McKellen, making his second movie with Bill Condon, said he had leapt at the opportunity to work with the American director, with whom he last filmed in 1998 in "Gods and Monsters", and at the opportunity to portray Holmes.
"He's one of the great Englishmen and he never lived -- it's astonishing," McKellen said at a news conference after the movie was shown at the Berlin International Film Festival.
Based on the Holmes spin-off novel "A Slight Trick of the Mind" by Mitch Cullin, the film, like other new iterations of the detective stories, picks up where Arthur Conan Doyle left off.

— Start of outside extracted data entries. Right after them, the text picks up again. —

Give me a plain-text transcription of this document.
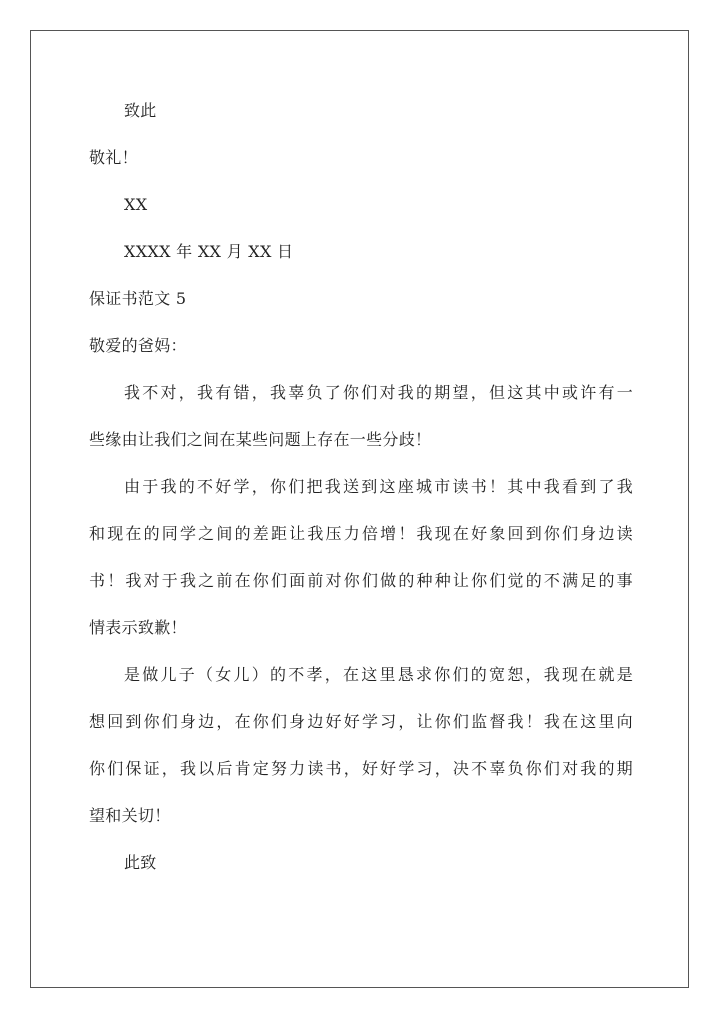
致此
敬礼！
XX
XXXX 年 XX 月 XX 日
保证书范文 5
敬爱的爸妈：
我不对，我有错，我辜负了你们对我的期望，但这其中或许有一
些缘由让我们之间在某些问题上存在一些分歧！
由于我的不好学，你们把我送到这座城市读书！其中我看到了我
和现在的同学之间的差距让我压力倍增！我现在好象回到你们身边读
书！我对于我之前在你们面前对你们做的种种让你们觉的不满足的事
情表示致歉！
是做儿子（女儿）的不孝，在这里恳求你们的宽恕，我现在就是
想回到你们身边，在你们身边好好学习，让你们监督我！我在这里向
你们保证，我以后肯定努力读书，好好学习，决不辜负你们对我的期
望和关切！
此致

This one finds Holmes in retirement in the English countryside where he lives as a recluse, tending bees and looked after by a middle-aged woman, widowed when her airman husband was shot down during World War Two, and her son Roger.
Partly because of Roger's curiosity, the aged detective, who is losing his memory, tries to recall the details of a case involving a beautiful young woman whose husband had asked Holmes to track her movements. Her fate has troubled him ever since, and led him to give up detective work.
Condon said the project had been 11 years in the making and he had persisted because he wanted to work with McKellen again and because he believed in the script.
"It was such a delicate and beautifully told story and I have to say, too, secretly for 17 years I've been reading scripts constantly imagining that I could work with Ian McKellen and suddenly there is this script," he said.
American actress Laura Linney, whom McKellen complimented on her English working-class accent, said the setting in 1947, with part of the plot taking Holmes to war-ravagedJapan in search of a cure for his amnesia, gave it an extra dimension.
"She's a war widow from that period of time and the impact that the war has on everyone in this film is the sort of unspoken earthquake underneath the story," Linney said.
Child actor Milo Parker said he'd been thrilled by the opportunity to work with McKellen.
"I learned a lot from Ian on the basis that he's a really nice man and he's also an amazing actor and he's Gandalf," Parker said.